Having even that information won't erase the question marks hovering over the interchangeable designation, Sim said. What happens if an application device for a biosimilar is different from the type used for the originator? And what happens as different formulations of the biosimilar or originator are developed after an interchangeable designation has been assigned?
“What evidence is the FDA going to ask for to support those differences?” Sim asked. “Another area that’s pretty important that we haven’t had definitive input yet from the FDA is what will be the durability of an interchangeability designation? Are there circumstances that could cause the FDA to revisit whether an interchangeability designation should stand? For example, if the reference product and the interchangeable product drift apart over time, [biologics differ minutely batch to batch].”
“We also don't know if companies will be allowed to include in their label any data that they generated to support the interchangeability designation,” Sim said.

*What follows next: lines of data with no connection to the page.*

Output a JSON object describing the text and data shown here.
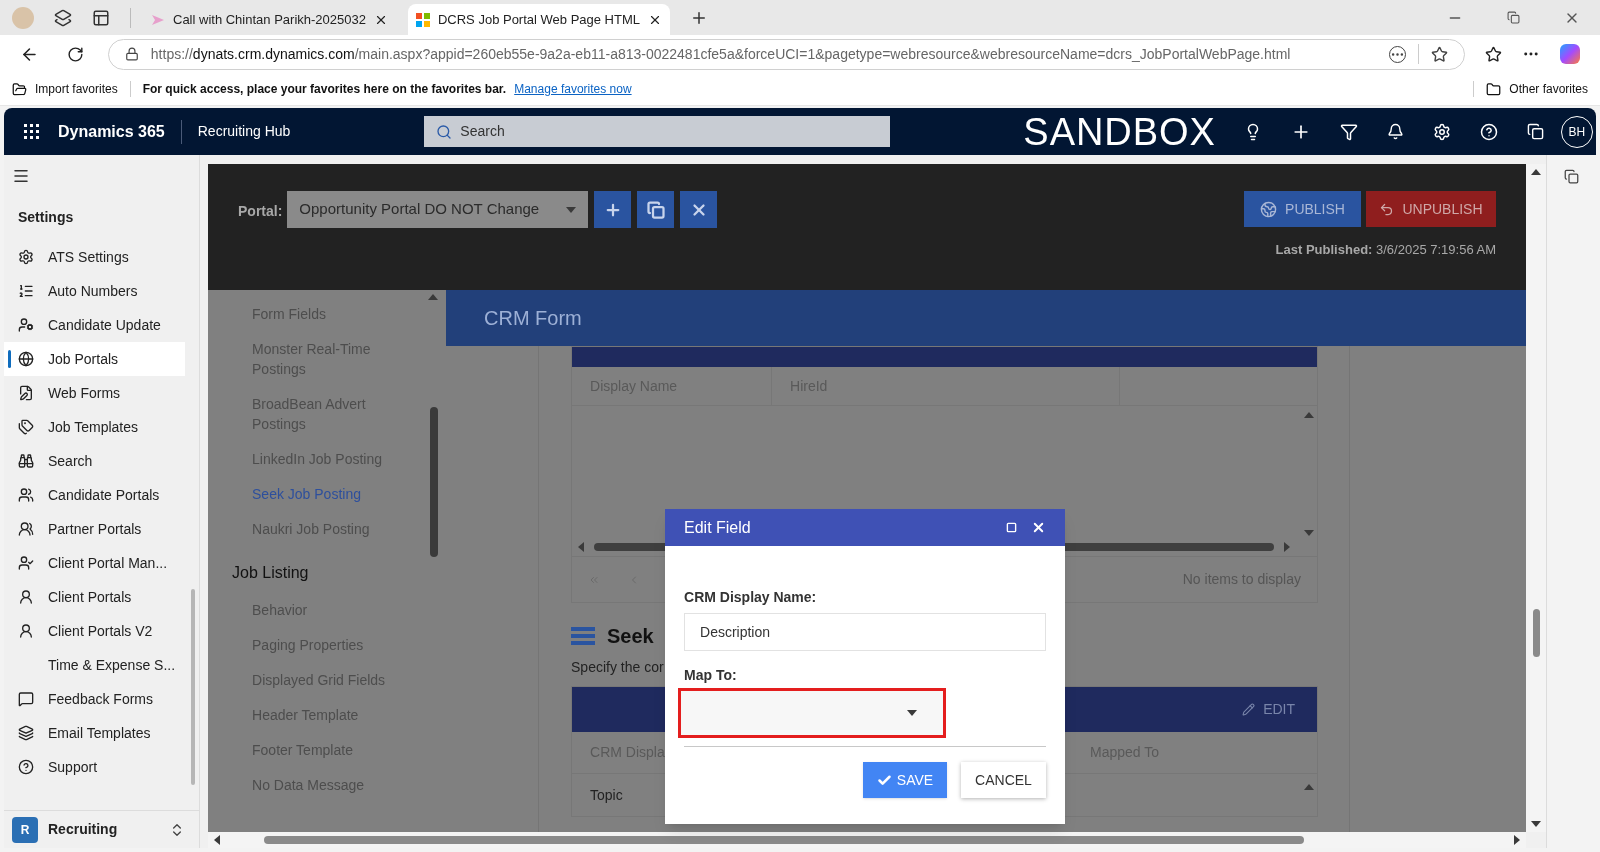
{
  "browser": {
    "tabs": [
      {
        "title": "Call with Chintan Parikh-2025032",
        "selected": false
      },
      {
        "title": "DCRS Job Portal Web Page HTML",
        "selected": true
      }
    ],
    "url": {
      "scheme": "https://",
      "host": "dynats.crm.dynamics.com",
      "path": "/main.aspx?appid=260eb55e-9a2a-eb11-a813-0022481cfe5a&forceUCI=1&pagetype=webresource&webresourceName=dcrs_JobPortalWebPage.html"
    },
    "favorites_bar": {
      "import": "Import favorites",
      "message": "For quick access, place your favorites here on the favorites bar.",
      "link": "Manage favorites now",
      "other": "Other favorites"
    }
  },
  "app_header": {
    "product": "Dynamics 365",
    "area": "Recruiting Hub",
    "search_placeholder": "Search",
    "environment": "SANDBOX",
    "avatar": "BH"
  },
  "sidebar": {
    "title": "Settings",
    "items": [
      {
        "label": "ATS Settings",
        "selected": false
      },
      {
        "label": "Auto Numbers",
        "selected": false
      },
      {
        "label": "Candidate Update",
        "selected": false
      },
      {
        "label": "Job Portals",
        "selected": true
      },
      {
        "label": "Web Forms",
        "selected": false
      },
      {
        "label": "Job Templates",
        "selected": false
      },
      {
        "label": "Search",
        "selected": false
      },
      {
        "label": "Candidate Portals",
        "selected": false
      },
      {
        "label": "Partner Portals",
        "selected": false
      },
      {
        "label": "Client Portal Man...",
        "selected": false
      },
      {
        "label": "Client Portals",
        "selected": false
      },
      {
        "label": "Client Portals V2",
        "selected": false
      },
      {
        "label": "Time & Expense S...",
        "selected": false
      },
      {
        "label": "Feedback Forms",
        "selected": false
      },
      {
        "label": "Email Templates",
        "selected": false
      },
      {
        "label": "Support",
        "selected": false
      }
    ],
    "area": {
      "initial": "R",
      "label": "Recruiting"
    }
  },
  "portal_toolbar": {
    "label": "Portal:",
    "portal": "Opportunity Portal DO NOT Change",
    "publish": "PUBLISH",
    "unpublish": "UNPUBLISH",
    "last_published_label": "Last Published:",
    "last_published": "3/6/2025 7:19:56 AM"
  },
  "section_nav": {
    "items": [
      {
        "label": "Form Fields",
        "selected": false
      },
      {
        "label": "Monster Real-Time Postings",
        "selected": false
      },
      {
        "label": "BroadBean Advert Postings",
        "selected": false
      },
      {
        "label": "LinkedIn Job Posting",
        "selected": false
      },
      {
        "label": "Seek Job Posting",
        "selected": true
      },
      {
        "label": "Naukri Job Posting",
        "selected": false
      }
    ],
    "groups": [
      {
        "heading": "Job Listing",
        "items": [
          {
            "label": "Behavior",
            "selected": false
          },
          {
            "label": "Paging Properties",
            "selected": false
          },
          {
            "label": "Displayed Grid Fields",
            "selected": false
          },
          {
            "label": "Header Template",
            "selected": false
          },
          {
            "label": "Footer Template",
            "selected": false
          },
          {
            "label": "No Data Message",
            "selected": false
          }
        ]
      }
    ]
  },
  "crm_form": {
    "title": "CRM Form",
    "grid": {
      "columns": [
        "Display Name",
        "HireId"
      ],
      "pager_text": "No items to display"
    },
    "section": {
      "title": "Seek",
      "description": "Specify the cor"
    },
    "mapping_grid": {
      "edit": "EDIT",
      "columns": [
        "CRM Displa",
        "Mapped To"
      ],
      "rows": [
        [
          "Topic"
        ]
      ]
    }
  },
  "modal": {
    "title": "Edit Field",
    "display_name_label": "CRM Display Name:",
    "display_name_value": "Description",
    "map_to_label": "Map To:",
    "map_to_highlighted": true,
    "save": "SAVE",
    "cancel": "CANCEL"
  }
}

What remains to be seen is what are going to be the payer reimbursement inputs? Are payers going to look at interchangeability as a differentiator? How much weight is it going to hold in their deliberations?
Another question is how payers will react to the interchangeability designation. Will they give it more weight when they consider a drug for formulary placement? “I think we’re going to start to get some answers to these questions, or some early indications of how payers are thinking, in the next few years,” She said.
On March 23, 2020, insulins and growth hormones began to be regulated under the Biologics Price Competition and Innovation Act, and this means that they, too, could be approved as biosimilars and interchangeables. But for insulins, the requirements for an interchangeable designation are far less stringent.
These agents are less complex than the typical monoclonal antibody biosimilar, and more is known about them via historical usage and development, so the FDA has indicated in guidance that it is comfortable not requiring clinical immunogenicity studies or switching studies to support interchangeable designations for these products, Sim noted.
“This is really a pretty big deviation from how the FDA has traditionally approached biosimilars and how they’ve approached other product areas,” she said. “It really pares back the expectations for clinical testing, but it’s in this narrow class of insulins, which is a fairly unique product class in a number of ways. And I do think it raises the question, at least, whether this may be a sign of some things to come potentially for other small, well-characterized [small molecule] biologics.”
Ultimately, the debate over the interchangeability designation will play out in the public forum, she said. “I think it’s fair to expect that we’ll have some litigation and some citizen petitions and the like over interchangeability designations. If we look at the generic space, a lot of these issues can be very contentious.”